The below chart shows the above data on a 3 month annualized basis. The lines remain below the bars, but you can see even the bar has now essentially reached 2%. This is why we said earlier that focusing on the year-over-year figures is too backward looking. It incorporates prior months where inflation was higher in the data. If you try and get a better sense of how much inflation is in the economy today, the number is well below the 3-3.3% stated in the year-over-year figures.
Below is my chart showing where I think true inflation is in the economy today. My best guess is somewhere between 1.3 and 2%. Note that the chart below also adjusts for the CPI shelter lag, and incorporates an +11 bps monthly increase for shelter. Given we were actually (finally) below that this month (recall shelter only contributed +9 bps to this month's figures), these numbers could potentially even be too high.
One thing we haven't even discussed that only adds to this case is that the Fed actually doesn't look to CPI inflation levels in its target for 2%: it looks to the Personal Consumption Expenditures Index, which because of its different weightings, historically has been about 30-50 bps below CPI levels. Thus, adjusting our estimates for where "run-rate" CPI is, core PCE may even be closer to 1-1.5% on a run-rate basis. The chart below shows this, with the red line (PCE) consistently being below CPI.

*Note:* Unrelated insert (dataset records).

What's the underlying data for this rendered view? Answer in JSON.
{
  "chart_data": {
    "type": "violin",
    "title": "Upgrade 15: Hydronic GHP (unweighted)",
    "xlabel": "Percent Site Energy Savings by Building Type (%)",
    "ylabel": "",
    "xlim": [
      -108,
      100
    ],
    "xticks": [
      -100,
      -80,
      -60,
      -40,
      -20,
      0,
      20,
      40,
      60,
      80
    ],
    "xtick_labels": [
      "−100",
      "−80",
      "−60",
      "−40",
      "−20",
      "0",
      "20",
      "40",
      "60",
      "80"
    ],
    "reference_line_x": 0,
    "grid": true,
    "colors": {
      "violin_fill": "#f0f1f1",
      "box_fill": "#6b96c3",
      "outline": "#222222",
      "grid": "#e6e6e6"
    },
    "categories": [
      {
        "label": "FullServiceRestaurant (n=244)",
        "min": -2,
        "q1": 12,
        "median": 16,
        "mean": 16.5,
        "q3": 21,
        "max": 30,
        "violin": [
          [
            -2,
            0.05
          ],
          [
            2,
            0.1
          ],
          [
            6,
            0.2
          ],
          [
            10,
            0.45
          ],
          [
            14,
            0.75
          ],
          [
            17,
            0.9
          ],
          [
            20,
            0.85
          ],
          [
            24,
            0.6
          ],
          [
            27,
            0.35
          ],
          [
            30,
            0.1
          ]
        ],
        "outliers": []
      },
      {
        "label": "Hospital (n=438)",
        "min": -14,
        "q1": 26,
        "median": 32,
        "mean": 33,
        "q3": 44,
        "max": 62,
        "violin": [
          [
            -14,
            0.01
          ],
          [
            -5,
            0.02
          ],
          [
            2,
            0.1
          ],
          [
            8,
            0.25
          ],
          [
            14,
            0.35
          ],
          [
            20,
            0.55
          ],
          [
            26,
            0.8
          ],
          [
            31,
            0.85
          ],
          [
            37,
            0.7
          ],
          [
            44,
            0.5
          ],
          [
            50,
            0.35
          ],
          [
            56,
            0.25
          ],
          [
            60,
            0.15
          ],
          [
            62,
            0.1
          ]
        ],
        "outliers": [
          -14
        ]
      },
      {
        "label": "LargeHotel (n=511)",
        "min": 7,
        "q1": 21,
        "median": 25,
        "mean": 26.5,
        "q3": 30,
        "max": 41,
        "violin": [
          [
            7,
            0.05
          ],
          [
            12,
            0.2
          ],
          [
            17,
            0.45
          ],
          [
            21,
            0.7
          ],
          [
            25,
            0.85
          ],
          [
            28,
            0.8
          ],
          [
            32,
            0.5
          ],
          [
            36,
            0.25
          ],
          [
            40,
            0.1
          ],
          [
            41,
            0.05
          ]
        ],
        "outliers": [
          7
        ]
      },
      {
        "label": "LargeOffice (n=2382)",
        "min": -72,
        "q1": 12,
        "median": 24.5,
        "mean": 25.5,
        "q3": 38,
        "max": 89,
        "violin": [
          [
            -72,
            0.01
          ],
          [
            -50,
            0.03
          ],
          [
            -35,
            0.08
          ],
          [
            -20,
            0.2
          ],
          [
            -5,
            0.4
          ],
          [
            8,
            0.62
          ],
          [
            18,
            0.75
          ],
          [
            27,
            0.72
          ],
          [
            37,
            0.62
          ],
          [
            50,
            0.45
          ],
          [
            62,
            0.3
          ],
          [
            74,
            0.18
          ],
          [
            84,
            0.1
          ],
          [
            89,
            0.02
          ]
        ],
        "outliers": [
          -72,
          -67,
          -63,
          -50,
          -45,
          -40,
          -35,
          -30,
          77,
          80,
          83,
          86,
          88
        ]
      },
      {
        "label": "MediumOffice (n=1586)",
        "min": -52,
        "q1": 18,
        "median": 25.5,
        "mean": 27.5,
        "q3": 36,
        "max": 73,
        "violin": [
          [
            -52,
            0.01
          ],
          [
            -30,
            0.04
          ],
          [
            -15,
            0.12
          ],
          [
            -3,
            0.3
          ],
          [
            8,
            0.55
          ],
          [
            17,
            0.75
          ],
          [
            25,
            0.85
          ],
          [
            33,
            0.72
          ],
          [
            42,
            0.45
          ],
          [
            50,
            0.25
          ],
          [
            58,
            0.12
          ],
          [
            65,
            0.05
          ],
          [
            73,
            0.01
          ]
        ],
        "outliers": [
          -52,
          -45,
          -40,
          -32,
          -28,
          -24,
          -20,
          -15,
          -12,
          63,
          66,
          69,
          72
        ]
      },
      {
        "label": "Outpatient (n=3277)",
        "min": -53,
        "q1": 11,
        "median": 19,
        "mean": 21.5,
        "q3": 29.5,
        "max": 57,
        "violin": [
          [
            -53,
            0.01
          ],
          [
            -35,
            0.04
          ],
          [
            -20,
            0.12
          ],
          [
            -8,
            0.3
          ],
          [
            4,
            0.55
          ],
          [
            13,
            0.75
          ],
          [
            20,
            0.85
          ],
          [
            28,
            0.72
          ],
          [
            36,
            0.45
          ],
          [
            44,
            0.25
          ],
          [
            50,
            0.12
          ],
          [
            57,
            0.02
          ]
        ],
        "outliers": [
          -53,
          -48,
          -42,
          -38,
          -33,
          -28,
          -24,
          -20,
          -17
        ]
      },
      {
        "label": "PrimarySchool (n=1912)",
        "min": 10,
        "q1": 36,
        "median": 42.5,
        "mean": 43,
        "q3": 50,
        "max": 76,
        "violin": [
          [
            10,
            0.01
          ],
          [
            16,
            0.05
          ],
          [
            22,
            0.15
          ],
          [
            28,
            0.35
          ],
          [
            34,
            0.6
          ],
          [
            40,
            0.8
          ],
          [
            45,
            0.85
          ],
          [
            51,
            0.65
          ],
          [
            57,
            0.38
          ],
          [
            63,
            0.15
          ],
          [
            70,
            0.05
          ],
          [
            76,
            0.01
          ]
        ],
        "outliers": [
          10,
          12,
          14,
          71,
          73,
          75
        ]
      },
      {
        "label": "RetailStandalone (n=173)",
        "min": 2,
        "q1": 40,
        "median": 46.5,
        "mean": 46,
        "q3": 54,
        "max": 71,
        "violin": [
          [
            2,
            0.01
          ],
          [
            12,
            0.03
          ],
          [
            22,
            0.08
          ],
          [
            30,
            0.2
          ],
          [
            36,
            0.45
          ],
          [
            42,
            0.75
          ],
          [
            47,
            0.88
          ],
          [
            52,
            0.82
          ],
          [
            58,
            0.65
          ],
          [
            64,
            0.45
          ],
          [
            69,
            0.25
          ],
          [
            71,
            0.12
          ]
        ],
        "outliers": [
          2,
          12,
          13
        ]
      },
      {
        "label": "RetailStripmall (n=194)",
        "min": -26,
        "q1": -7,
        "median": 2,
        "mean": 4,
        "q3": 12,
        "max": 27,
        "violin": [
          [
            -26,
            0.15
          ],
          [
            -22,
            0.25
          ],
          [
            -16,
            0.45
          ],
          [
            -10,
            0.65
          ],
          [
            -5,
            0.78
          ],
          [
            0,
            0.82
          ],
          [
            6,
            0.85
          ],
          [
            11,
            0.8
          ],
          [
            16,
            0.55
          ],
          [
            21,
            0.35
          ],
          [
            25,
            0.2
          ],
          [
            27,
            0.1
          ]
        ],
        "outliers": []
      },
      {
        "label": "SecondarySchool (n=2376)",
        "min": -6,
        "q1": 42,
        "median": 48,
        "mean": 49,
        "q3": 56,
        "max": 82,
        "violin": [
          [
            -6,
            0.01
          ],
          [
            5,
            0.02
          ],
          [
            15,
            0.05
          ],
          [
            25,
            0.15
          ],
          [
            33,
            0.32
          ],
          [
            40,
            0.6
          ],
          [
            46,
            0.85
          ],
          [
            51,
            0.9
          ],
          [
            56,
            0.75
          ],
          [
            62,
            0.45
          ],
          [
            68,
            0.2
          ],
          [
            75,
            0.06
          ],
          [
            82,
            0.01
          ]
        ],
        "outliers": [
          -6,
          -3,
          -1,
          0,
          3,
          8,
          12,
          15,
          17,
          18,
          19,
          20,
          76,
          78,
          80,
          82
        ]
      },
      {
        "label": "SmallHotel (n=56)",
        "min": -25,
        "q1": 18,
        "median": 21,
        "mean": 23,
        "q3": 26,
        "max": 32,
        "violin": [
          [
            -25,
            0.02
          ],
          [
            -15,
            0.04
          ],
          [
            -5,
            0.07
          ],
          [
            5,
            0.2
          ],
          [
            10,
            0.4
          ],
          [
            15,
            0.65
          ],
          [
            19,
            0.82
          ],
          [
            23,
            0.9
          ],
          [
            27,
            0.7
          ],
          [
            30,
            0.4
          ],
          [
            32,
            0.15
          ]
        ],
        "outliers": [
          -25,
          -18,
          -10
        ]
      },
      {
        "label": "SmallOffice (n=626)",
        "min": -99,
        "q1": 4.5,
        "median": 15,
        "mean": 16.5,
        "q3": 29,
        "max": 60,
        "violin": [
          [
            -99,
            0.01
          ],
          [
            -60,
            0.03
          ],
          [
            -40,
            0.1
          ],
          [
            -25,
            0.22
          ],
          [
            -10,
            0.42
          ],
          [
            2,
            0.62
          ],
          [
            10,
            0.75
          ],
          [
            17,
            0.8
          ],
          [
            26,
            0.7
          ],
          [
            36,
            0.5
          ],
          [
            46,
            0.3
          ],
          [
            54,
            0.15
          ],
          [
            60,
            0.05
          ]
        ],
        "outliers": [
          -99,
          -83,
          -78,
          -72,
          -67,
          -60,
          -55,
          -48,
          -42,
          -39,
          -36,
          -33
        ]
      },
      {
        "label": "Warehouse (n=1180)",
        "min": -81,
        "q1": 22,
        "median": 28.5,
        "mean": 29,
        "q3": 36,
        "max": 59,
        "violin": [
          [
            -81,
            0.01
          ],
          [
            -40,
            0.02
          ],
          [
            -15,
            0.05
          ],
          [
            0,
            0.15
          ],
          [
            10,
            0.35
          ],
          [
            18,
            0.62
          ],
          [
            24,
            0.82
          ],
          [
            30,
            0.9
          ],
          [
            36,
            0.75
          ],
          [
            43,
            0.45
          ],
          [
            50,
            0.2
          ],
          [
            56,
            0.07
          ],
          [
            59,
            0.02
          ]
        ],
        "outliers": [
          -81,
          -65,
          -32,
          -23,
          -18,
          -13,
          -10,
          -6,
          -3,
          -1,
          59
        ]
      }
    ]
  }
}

When looked at in the context of the last several months, and also in the context of other economic data in recent months, if June's CPI isn't enough for the Fed to cut interest rates, nothing will be short of a recession. As Chair Powell said to Congress earlier this week, this is no longer an overheated economy. The evidence is now very clear: goods inflation remains flat to negative (indicating prices are decreasing in many cases, not increasing) core services inflation is breaking (likely at least partially due to a weakening labor market), and shelter inflation in the CPI finally seems to be catching up to where it is in the real economy (which is flat to negative). It's time to cut interest rates.